For any serious birder, eBird is a must-have tool in one’s arsenal. Created by the Cornell Lab of Ornithology, eBird is a free online database of bird observations from all over the world. Anyone can submit their observations to eBird through a checklist, which contains the birds you’ve observed, the total of each species, the amount of time spent birding, and the distance you’ve traveled. Checklists can be created whenever you are observing birds, even if birding isn’t your primary purpose. Below is five ways eBird will take your birding to the next level:
1. eBird Keeps Track of Your Lists
Most birders keep a list of what they observe. eBird not only helps you keep that list, but makes it interactive as well! It can display your entire life list or break it down by species observed in each state or county. eBird can also summarize your observations based on birds observed in a week, month, or year. You can even upload photography or audio recordings of birds to a checklist for others to see or hear. Also, if you are birding with friends, you can share your checklist with them. Finally, eBird recently created profiles for users, which features an interactive map where states and counties become darker based on the number of species seen.
2. eBird Tells You What Birds Are Being Observed
Have you always wanted to find a bird but don’t know where to look? eBird provides real-time data on where birds are being seen! Through “Species Maps,” users can search for a bird species and view others’ checklists to see where the species has been observed. Also, users have the ability to set up automated emails from eBird for rare bird alerts or “needs alerts”—birds on your list that you have yet to observe.

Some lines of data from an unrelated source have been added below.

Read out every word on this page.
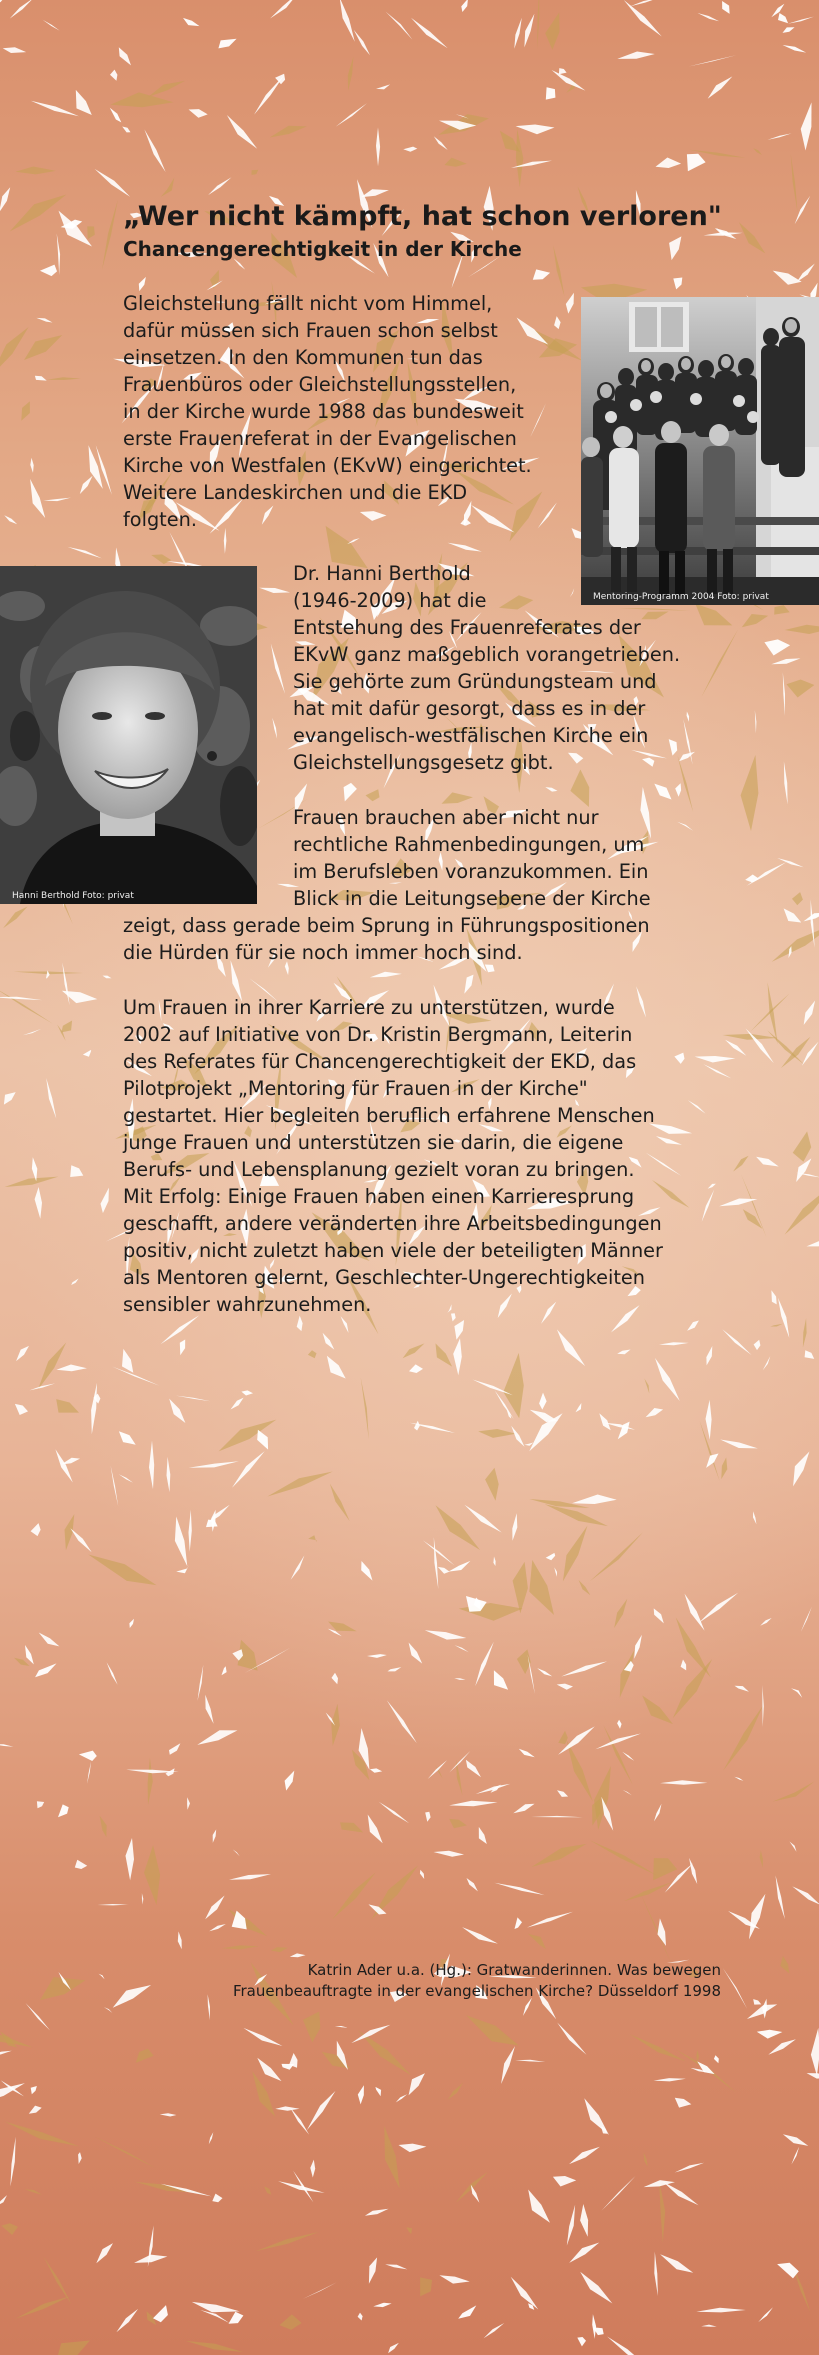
„Wer nicht kämpft, hat schon verloren"
Chancengerechtigkeit in der Kirche
Gleichstellung fällt nicht vom Himmel,
dafür müssen sich Frauen schon selbst
einsetzen. In den Kommunen tun das
Frauenbüros oder Gleichstellungsstellen,
in der Kirche wurde 1988 das bundesweit
erste Frauenreferat in der Evangelischen
Kirche von Westfalen (EKvW) eingerichtet.
Weitere Landeskirchen und die EKD
folgten.
Mentoring-Programm 2004 Foto: privat
Hanni Berthold Foto: privat
Dr. Hanni Berthold
(1946-2009) hat die
Entstehung des Frauenreferates der
EKvW ganz maßgeblich vorangetrieben.
Sie gehörte zum Gründungsteam und
hat mit dafür gesorgt, dass es in der
evangelisch-westfälischen Kirche ein
Gleichstellungsgesetz gibt.
Frauen brauchen aber nicht nur
rechtliche Rahmenbedingungen, um
im Berufsleben voranzukommen. Ein
Blick in die Leitungsebene der Kirche
zeigt, dass gerade beim Sprung in Führungspositionen
die Hürden für sie noch immer hoch sind.
Um Frauen in ihrer Karriere zu unterstützen, wurde
2002 auf Initiative von Dr. Kristin Bergmann, Leiterin
des Referates für Chancengerechtigkeit der EKD, das
Pilotprojekt „Mentoring für Frauen in der Kirche"
gestartet. Hier begleiten beruflich erfahrene Menschen
junge Frauen und unterstützen sie darin, die eigene
Berufs- und Lebensplanung gezielt voran zu bringen.
Mit Erfolg: Einige Frauen haben einen Karrieresprung
geschafft, andere veränderten ihre Arbeitsbedingungen
positiv, nicht zuletzt haben viele der beteiligten Männer
als Mentoren gelernt, Geschlechter-Ungerechtigkeiten
sensibler wahrzunehmen.
Katrin Ader u.a. (Hg.): Gratwanderinnen. Was bewegen
Frauenbeauftragte in der evangelischen Kirche? Düsseldorf 1998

Needs alerts can be set by country, state, and county. These alerts can be sent daily or even hourly if you are really hot to find something new and fun! Through these alerts, one can easily study not just what birds occur in your area but when they occur as well.
See also: A Beginner’s Guide to Birding
3. eBird Helps You Scout for Travel
Heading out of town? Use eBird before you go to see what birds are being observed at your destination! Using the “Explore Regions” feature, you can observe all the recent sightings in a state or county. Also, you can use the “Hotspots” tab to see the most active birding locations in a region. Use this feature to plan anything from a week-long trip devoted to birding or a quick birding detour. No matter the reason for travel, there is no better tool to plan your trip than the real-time data provided by eBird!

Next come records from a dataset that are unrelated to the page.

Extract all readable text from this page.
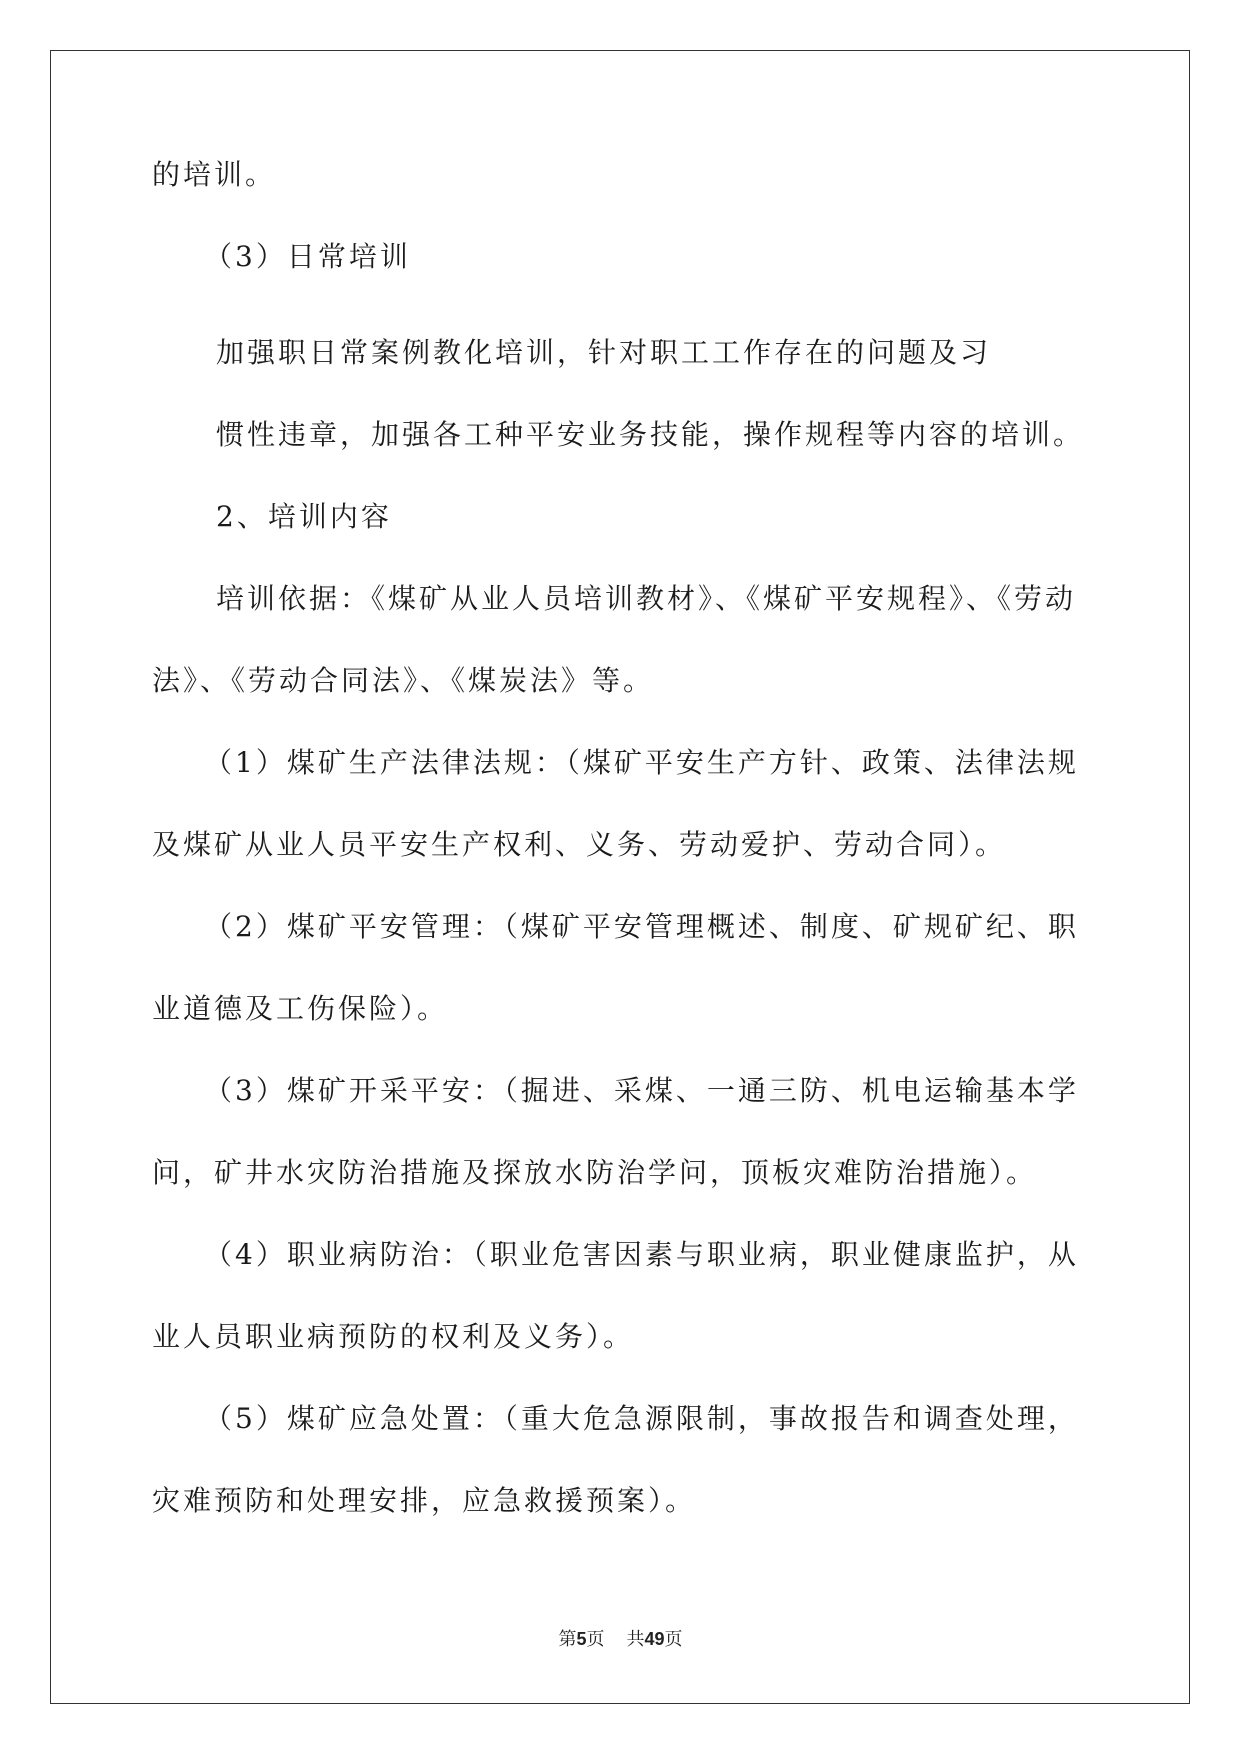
的培训。
（3）日常培训
加强职日常案例教化培训，针对职工工作存在的问题及习
惯性违章，加强各工种平安业务技能，操作规程等内容的培训。
2、培训内容
培训依据：《煤矿从业人员培训教材》、《煤矿平安规程》、《劳动
法》、《劳动合同法》、《煤炭法》等。
（1）煤矿生产法律法规：（煤矿平安生产方针、政策、法律法规
及煤矿从业人员平安生产权利、义务、劳动爱护、劳动合同）。
（2）煤矿平安管理：（煤矿平安管理概述、制度、矿规矿纪、职
业道德及工伤保险）。
（3）煤矿开采平安：（掘进、采煤、一通三防、机电运输基本学
问，矿井水灾防治措施及探放水防治学问，顶板灾难防治措施）。
（4）职业病防治：（职业危害因素与职业病，职业健康监护，从
业人员职业病预防的权利及义务）。
（5）煤矿应急处置：（重大危急源限制，事故报告和调查处理，
灾难预防和处理安排，应急救援预案）。
第5页 共49页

4. eBird Holds Birders Accountable
Birding requires careful study, as identification of species can be challenging. It also requires honesty about observations. Not every species requires documentation in the form of a photo, video, or audio recording. Therefore, birders must be diligent in making sure that their identification of species is not only correct but that their counts of each species totals are accurate. eBird will flag observations of exceptional species or species totals that are unusually high. Birders will then be required to provide documentation of their observation in order to maintain accurate identifications. Written descriptions of your observation should be included, but photos, videos, or audio recordings are most preferred.
Each state and county has their own eBird compiler to help maintain accuracy in observations. Other birders also help in making sure that observations are correct. If you report something exceptional to eBird, you will most likely hear from a compiler asking for more information if you do not provide sufficient documentation. Do not be offended if you receive such an email. It is part of the process to ensure the accuracy of the data being collected to eBird.
5. eBird Provides Scientific Data
Admittedly, the previous four reasons are rather self-serving to birders. But one must not forget that the primary purpose of eBird is to collect data for scientific study. Since anyone can submit to eBird, anyone can become a citizen scientist! The data collected by ordinary birders all around the world can help scientists study bird populations, migratory patterns, and unexpected phenomena. So although eBird can be helpful for birders, it can greatly benefit the birds we love and cherish by helping birders keep track of how they are doing!
eBird has many more awesome features, but I find these five to be the best reasons to use the platform. If any of the above sounds fun to you, visit www.eBird.org, make a free username, and start looking around! You can even download the free eBird app for iOS or Android to help you submit eBird data while you are in the field. No matter your level of birding experience, eBird is the ultimate research and learning tool for birders.